J : Menurut saya hal itu sudah tepat karena negara ini bukanlah negara sekuler. Negara ini memposisikan agama dalam satu posisi yang konstitusional. Dalam pembukaan UUD’45 para pendiri republik ini sangat menyadari bahwa keberhasilan perjuangan dari kolonialisme menjadi negara merdeka itu adalah atas berkat rahmat Allah SWT. Filsafat negara ini pun dikembangkan dengan rumusan Ketuhanan YME. Semua ini dikonkritkan dalam batang tubuh UUD’45 pasal 29. Jadi posisi agama di negara RI yang berdasarkan Pancasila itu konstitusional. Dan harus dijabarkan dalam kegiatan kenegaraan. Makanya ada peradilan agama, pendidikan agama, pengelolaan haji dan sebagainya.

T : Bagaimana pelaksanaan zakat di negara lain seperti Malaysia ?
J : Dalam banyak hal negara kita tidak sama dengan Malaysia atau Brunei misalnya. Dari segi latar belakang sejarah, perkembangan politik, struktur kenegaraannya, berbeda. Kita tidak ada memproklamsikan negara Islam tapi negara yang berdasarkan Ketuhanan YME. Sehingga rumusannya dan praktek kenegaraannya berbeda. Malaysia dan Brunei itu kerajaan dan kita republik. Memang diakui, penyelenggaraan zakat di sana jauh lebih dulu kemantapannya. Kita kan baru saja punya UU zakat. Kita harus belajar mereka.
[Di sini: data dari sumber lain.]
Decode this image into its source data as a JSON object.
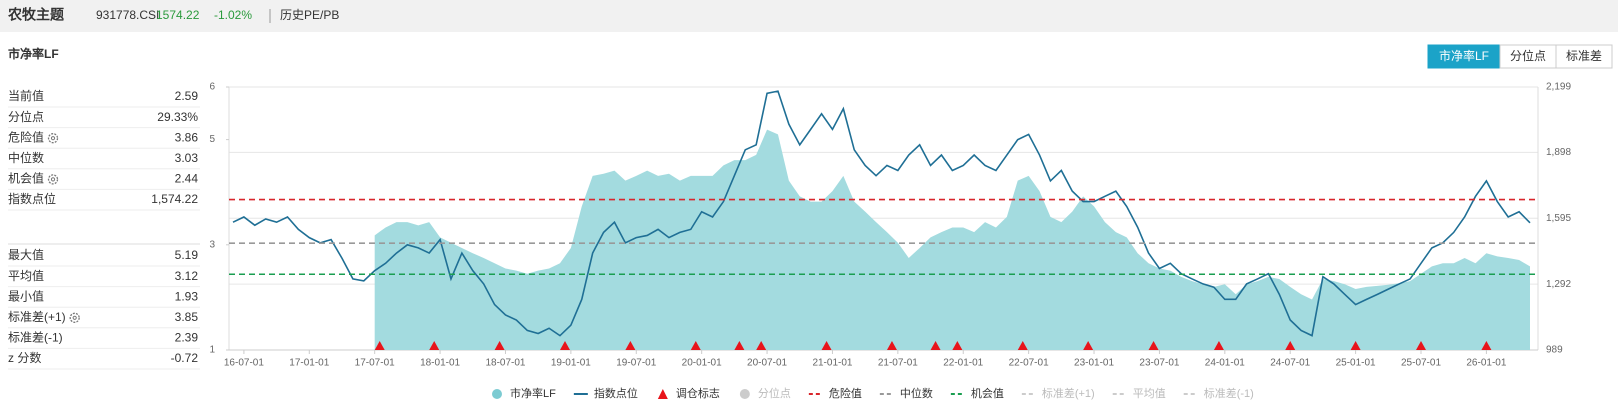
{
  "header": {
    "title": "农牧主题",
    "code": "931778.CSI",
    "price": "1574.22",
    "change": "-1.02%",
    "tab": "历史PE/PB"
  },
  "panel": {
    "title": "市净率LF",
    "tabs": [
      "市净率LF",
      "分位点",
      "标准差"
    ],
    "active_tab": 0
  },
  "stats": {
    "primary": [
      {
        "label": "当前值",
        "value": "2.59"
      },
      {
        "label": "分位点",
        "value": "29.33%"
      },
      {
        "label": "危险值",
        "value": "3.86",
        "gear": true
      },
      {
        "label": "中位数",
        "value": "3.03"
      },
      {
        "label": "机会值",
        "value": "2.44",
        "gear": true
      },
      {
        "label": "指数点位",
        "value": "1,574.22"
      }
    ],
    "secondary": [
      {
        "label": "最大值",
        "value": "5.19"
      },
      {
        "label": "平均值",
        "value": "3.12"
      },
      {
        "label": "最小值",
        "value": "1.93"
      },
      {
        "label": "标准差(+1)",
        "value": "3.85",
        "gear": true
      },
      {
        "label": "标准差(-1)",
        "value": "2.39"
      },
      {
        "label": "z 分数",
        "value": "-0.72"
      }
    ]
  },
  "chart_data": {
    "type": "combo",
    "x": [
      "16-06-01",
      "16-07-01",
      "16-08-01",
      "16-09-01",
      "16-10-01",
      "16-11-01",
      "16-12-01",
      "17-01-01",
      "17-02-01",
      "17-03-01",
      "17-04-01",
      "17-05-01",
      "17-06-01",
      "17-07-01",
      "17-08-01",
      "17-09-01",
      "17-10-01",
      "17-11-01",
      "17-12-01",
      "18-01-01",
      "18-02-01",
      "18-03-01",
      "18-04-01",
      "18-05-01",
      "18-06-01",
      "18-07-01",
      "18-08-01",
      "18-09-01",
      "18-10-01",
      "18-11-01",
      "18-12-01",
      "19-01-01",
      "19-02-01",
      "19-03-01",
      "19-04-01",
      "19-05-01",
      "19-06-01",
      "19-07-01",
      "19-08-01",
      "19-09-01",
      "19-10-01",
      "19-11-01",
      "19-12-01",
      "20-01-01",
      "20-02-01",
      "20-03-01",
      "20-04-01",
      "20-05-01",
      "20-06-01",
      "20-07-01",
      "20-08-01",
      "20-09-01",
      "20-10-01",
      "20-11-01",
      "20-12-01",
      "21-01-01",
      "21-02-01",
      "21-03-01",
      "21-04-01",
      "21-05-01",
      "21-06-01",
      "21-07-01",
      "21-08-01",
      "21-09-01",
      "21-10-01",
      "21-11-01",
      "21-12-01",
      "22-01-01",
      "22-02-01",
      "22-03-01",
      "22-04-01",
      "22-05-01",
      "22-06-01",
      "22-07-01",
      "22-08-01",
      "22-09-01",
      "22-10-01",
      "22-11-01",
      "22-12-01",
      "23-01-01",
      "23-02-01",
      "23-03-01",
      "23-04-01",
      "23-05-01",
      "23-06-01",
      "23-07-01",
      "23-08-01",
      "23-09-01",
      "23-10-01",
      "23-11-01",
      "23-12-01",
      "24-01-01",
      "24-02-01",
      "24-03-01",
      "24-04-01",
      "24-05-01",
      "24-06-01",
      "24-07-01",
      "24-08-01",
      "24-09-01",
      "24-10-01",
      "24-11-01",
      "24-12-01",
      "25-01-01",
      "25-02-01",
      "25-03-01",
      "25-04-01",
      "25-05-01",
      "25-06-01",
      "25-07-01",
      "25-08-01",
      "25-09-01",
      "25-10-01",
      "25-11-01",
      "25-12-01",
      "26-01-01",
      "26-02-01",
      "26-03-01",
      "26-04-01",
      "26-05-01"
    ],
    "xlim": [
      "16-06-01",
      "26-05-01"
    ],
    "xticks": [
      "16-07-01",
      "17-01-01",
      "17-07-01",
      "18-01-01",
      "18-07-01",
      "19-01-01",
      "19-07-01",
      "20-01-01",
      "20-07-01",
      "21-01-01",
      "21-07-01",
      "22-01-01",
      "22-07-01",
      "23-01-01",
      "23-07-01",
      "24-01-01",
      "24-07-01",
      "25-01-01",
      "25-07-01",
      "26-01-01"
    ],
    "ylim": [
      1,
      6
    ],
    "yticks": [
      1,
      3,
      5,
      6
    ],
    "y2lim": [
      989,
      2199
    ],
    "y2ticks": [
      989,
      {
        "value": 1292,
        "label": "1,292"
      },
      {
        "value": 1595,
        "label": "1,595"
      },
      {
        "value": 1898,
        "label": "1,898"
      },
      {
        "value": 2199,
        "label": "2,199"
      }
    ],
    "series": [
      {
        "name": "市净率LF",
        "kind": "area",
        "color": "#a3dbdf",
        "legend_color": "#7ccbd2",
        "values": [
          null,
          null,
          null,
          null,
          null,
          null,
          null,
          null,
          null,
          null,
          null,
          null,
          null,
          3.18,
          3.33,
          3.43,
          3.43,
          3.37,
          3.43,
          3.14,
          3.04,
          2.94,
          2.84,
          2.75,
          2.65,
          2.55,
          2.51,
          2.45,
          2.51,
          2.55,
          2.65,
          2.94,
          3.73,
          4.31,
          4.35,
          4.41,
          4.22,
          4.31,
          4.41,
          4.31,
          4.35,
          4.22,
          4.31,
          4.31,
          4.31,
          4.51,
          4.61,
          4.61,
          4.71,
          5.19,
          5.1,
          4.22,
          3.92,
          3.82,
          3.82,
          4.02,
          4.31,
          3.82,
          3.63,
          3.43,
          3.24,
          3.04,
          2.75,
          2.94,
          3.14,
          3.24,
          3.33,
          3.33,
          3.24,
          3.43,
          3.33,
          3.53,
          4.22,
          4.31,
          4.02,
          3.53,
          3.43,
          3.63,
          3.92,
          3.73,
          3.43,
          3.24,
          3.14,
          2.84,
          2.65,
          2.55,
          2.51,
          2.39,
          2.31,
          2.25,
          2.2,
          2.25,
          2.06,
          2.25,
          2.31,
          2.39,
          2.35,
          2.2,
          2.06,
          1.96,
          2.35,
          2.31,
          2.25,
          2.16,
          2.2,
          2.22,
          2.24,
          2.27,
          2.31,
          2.45,
          2.59,
          2.65,
          2.65,
          2.75,
          2.65,
          2.84,
          2.78,
          2.75,
          2.71,
          2.59
        ]
      },
      {
        "name": "指数点位",
        "kind": "line",
        "axis": "y2",
        "color": "#1f6f95",
        "values": [
          1577,
          1601,
          1563,
          1592,
          1577,
          1601,
          1544,
          1506,
          1482,
          1497,
          1411,
          1316,
          1307,
          1354,
          1388,
          1435,
          1473,
          1459,
          1435,
          1497,
          1316,
          1435,
          1354,
          1293,
          1198,
          1150,
          1127,
          1079,
          1065,
          1089,
          1055,
          1103,
          1222,
          1435,
          1530,
          1577,
          1482,
          1506,
          1516,
          1544,
          1506,
          1530,
          1544,
          1625,
          1601,
          1672,
          1791,
          1910,
          1933,
          2170,
          2180,
          2028,
          1933,
          2004,
          2076,
          2004,
          2099,
          1910,
          1838,
          1791,
          1838,
          1815,
          1886,
          1933,
          1838,
          1886,
          1815,
          1838,
          1886,
          1838,
          1815,
          1886,
          1957,
          1981,
          1886,
          1767,
          1815,
          1720,
          1672,
          1672,
          1696,
          1720,
          1649,
          1554,
          1435,
          1364,
          1388,
          1340,
          1316,
          1293,
          1278,
          1222,
          1222,
          1293,
          1316,
          1340,
          1245,
          1127,
          1079,
          1055,
          1326,
          1293,
          1245,
          1198,
          1222,
          1245,
          1269,
          1293,
          1316,
          1388,
          1459,
          1482,
          1530,
          1601,
          1696,
          1767,
          1672,
          1601,
          1625,
          1574.22
        ]
      },
      {
        "name": "调仓标志",
        "kind": "marker",
        "color": "#e8141b",
        "x": [
          "17-07-15",
          "17-12-15",
          "18-06-15",
          "18-12-15",
          "19-06-15",
          "19-12-15",
          "20-04-15",
          "20-06-15",
          "20-12-15",
          "21-06-15",
          "21-10-15",
          "21-12-15",
          "22-06-15",
          "22-12-15",
          "23-06-15",
          "23-12-15",
          "24-07-01",
          "25-01-01",
          "25-07-01",
          "26-01-01"
        ]
      },
      {
        "name": "分位点",
        "kind": "circle",
        "hidden": true,
        "color": "#cccccc"
      },
      {
        "name": "危险值",
        "kind": "hline",
        "value": 3.86,
        "color": "#d9262c"
      },
      {
        "name": "中位数",
        "kind": "hline",
        "value": 3.03,
        "color": "#999999"
      },
      {
        "name": "机会值",
        "kind": "hline",
        "value": 2.44,
        "color": "#1a9e50"
      },
      {
        "name": "标准差(+1)",
        "kind": "hline",
        "hidden": true,
        "color": "#cccccc"
      },
      {
        "name": "平均值",
        "kind": "hline",
        "hidden": true,
        "color": "#cccccc"
      },
      {
        "name": "标准差(-1)",
        "kind": "hline",
        "hidden": true,
        "color": "#cccccc"
      }
    ]
  }
}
T : Apa saja yang harus dipersiapkan agar UU ini dapat dilaksankan dengan baik ?
J : Menurut saya UU itu sudah dilaksanakan sekarang. Walau belum sempurna karena belum ada peraturan pemerintah. Yang sudah ada baru peraturan menteri. BAZIS sebagai perangkatnya sudah ada. Kalau dulu BAZIS itu dasar hukumnya hanya SK menteri agama dan menteri dalam negeri. Nah, sekarang akan dialihkan menjadi perangkat pelaksanaan UU zakat. Tinggal penyempurnaan dan penyesuaian.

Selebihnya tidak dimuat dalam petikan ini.